Yep. I was just at the store. The sale was buy 3 sodas and get $2 off a rotisserie chicken. I bought the 3 sodas, but didn’t buy a chicken. As I was walking out, I saw I had received $2 off my total even thought I bought no chicken. I pointed this out to the cashier and tried to hand her $2, and she had no idea how to handle it as she had already closed the till. I ended up going to the Assistance Counter and had to explain the story three times. I finally handed them the receipt and $2 and walked out. I still don’t know if they figured it out.
What’s most disconcerting about this commercial is that it shows someone being both stupid (unable to do simple math) and excited about being successful in (supposed) theft.
I once got in an argument with a 7-11 clerk who gave me three cents back on a $2.O3 charge when I gave her a buck and a nickel. She kept ringing it up wrong, and getting snippy when I said, “No, 5 cents minus 3 cents is 2 cents, not 3 cents.” “You don’t believe me? I’ll ring it again—see? It’s three cents!” Like I was the idiot.
I think of her every time I hear the argument that everyone has a right to a living wage.
I’m with you on returning extra change, etc. But was the commercial really portraying the fleeing customer’s behavior as something to celebrate and emulate? I felt like it was mocking her for believing she was getting away with a literal “steal” when in fact the store is just really cheap. I don’t get any “pro-stealing” message from the commercial–I don’t get “you should do this,” I get “this is how you will feel, but don’t worry, you’re not really stealing from us.”

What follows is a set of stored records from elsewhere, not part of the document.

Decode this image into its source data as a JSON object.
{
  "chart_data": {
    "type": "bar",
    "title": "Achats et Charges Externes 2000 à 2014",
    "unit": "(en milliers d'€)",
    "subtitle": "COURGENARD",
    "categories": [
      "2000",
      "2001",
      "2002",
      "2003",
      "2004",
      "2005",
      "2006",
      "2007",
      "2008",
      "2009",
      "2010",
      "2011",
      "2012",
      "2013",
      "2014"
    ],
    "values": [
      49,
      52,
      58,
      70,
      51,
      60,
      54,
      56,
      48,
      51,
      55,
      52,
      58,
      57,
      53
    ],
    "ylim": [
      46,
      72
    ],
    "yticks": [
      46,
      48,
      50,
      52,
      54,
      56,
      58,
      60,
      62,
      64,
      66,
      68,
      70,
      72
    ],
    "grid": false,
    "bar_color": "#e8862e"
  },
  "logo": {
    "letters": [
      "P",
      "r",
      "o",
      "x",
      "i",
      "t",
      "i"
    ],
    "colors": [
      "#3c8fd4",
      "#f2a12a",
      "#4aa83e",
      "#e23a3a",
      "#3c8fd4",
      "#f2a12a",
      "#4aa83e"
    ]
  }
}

I agree with you a hundred percent Chris. Nicely articulated.
For me this falls into the same category as waiting at a “Don’t Walk!” light even when there’s no traffic. I’ve always figured if I couldn’t be bothered to obey those little laws, I’d never manage it with the big ones. At least it feels something like that, so I also would be among those who went back to see if a mistake had been made.